What are the responsibilities and job description for the Site Reliability Manager/SRE || W2 || Plano, TX or Richmond, VA (hybrid) position at 1 Point System?
Job Details
Job Title: Site Reliability Manager
Location: Plano, TX or Richmond, VA (Hybrid)
W2
Overview:
Our client is seeking a Site Reliability Manager with a strong background in cloud-based solutions (preferably AWS) and a passion for driving automation, self-healing systems, and leveraging Site Reliability Engineering (SRE) principles. You will provide technical leadership to ensure the stability, scalability, and performance of our applications, identifying opportunities for automation and proactive monitoring solutions.
Key Responsibilities:
Cloud Expertise: Deep understanding of cloud-based solutions and services, with a focus on AWS (EC2, DynamoDB).
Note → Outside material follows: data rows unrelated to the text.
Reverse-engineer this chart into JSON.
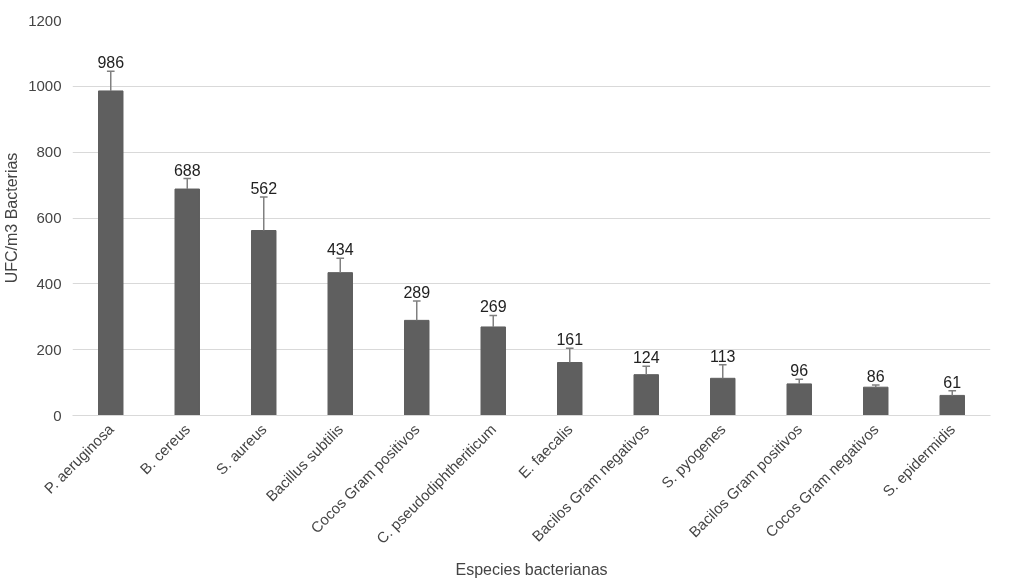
{
  "chart_data": {
    "type": "bar",
    "xlabel": "Especies bacterianas",
    "ylabel": "UFC/m3 Bacterias",
    "categories": [
      "P. aeruginosa",
      "B. cereus",
      "S. aureus",
      "Bacillus subtilis",
      "Cocos Gram positivos",
      "C. pseudodiphtheriticum",
      "E. faecalis",
      "Bacilos Gram negativos",
      "S. pyogenes",
      "Bacilos Gram positivos",
      "Cocos Gram negativos",
      "S. epidermidis"
    ],
    "values": [
      986,
      688,
      562,
      434,
      289,
      269,
      161,
      124,
      113,
      96,
      86,
      61
    ],
    "errors": [
      [
        986,
        1046
      ],
      [
        688,
        720
      ],
      [
        562,
        664
      ],
      [
        434,
        478
      ],
      [
        289,
        348
      ],
      [
        269,
        304
      ],
      [
        161,
        204
      ],
      [
        124,
        150
      ],
      [
        113,
        154
      ],
      [
        96,
        110
      ],
      [
        86,
        93
      ],
      [
        61,
        75
      ]
    ],
    "color": "#5f5f5f",
    "data_labels": true,
    "grid": "y",
    "ylim": [
      0,
      1200
    ],
    "yticks": [
      0,
      200,
      400,
      600,
      800,
      1000,
      1200
    ]
  }
}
Automation & Scripting: Lead automation efforts by implementing scripting, machine learning, and self-healing systems.
DevOps Best Practices: Provide technical leadership around DevOps tools (Git/GitHub, Jenkins, Docker) and best practices.
Production Support: Ensure systems are highly reliable, with experience in production support and monitoring tools (Splunk, New Relic).
Technology Stack: Proficiency in Python, NodeJS (NR Synthetics), ReactJS, Java, and API integration using REST.
Monitoring & Alerting: Develop and implement automated monitoring and alerting solutions to minimize manual interventions.
Zero-Touch Automation: Identify opportunities to reduce manual validation and promote zero-touch automation and self-healing systems.
Requirements:
Experience with AWS cloud services (EC2, DynamoDB).
Proficient in common DevOps tools (Git/GitHub, Jenkins, Docker).
Strong skills in Python, NodeJS, ReactJS, and Java.
Familiarity with production support processes and REST APIs.
Solid understanding of SRE principles, including proactive monitoring and self-healing system design.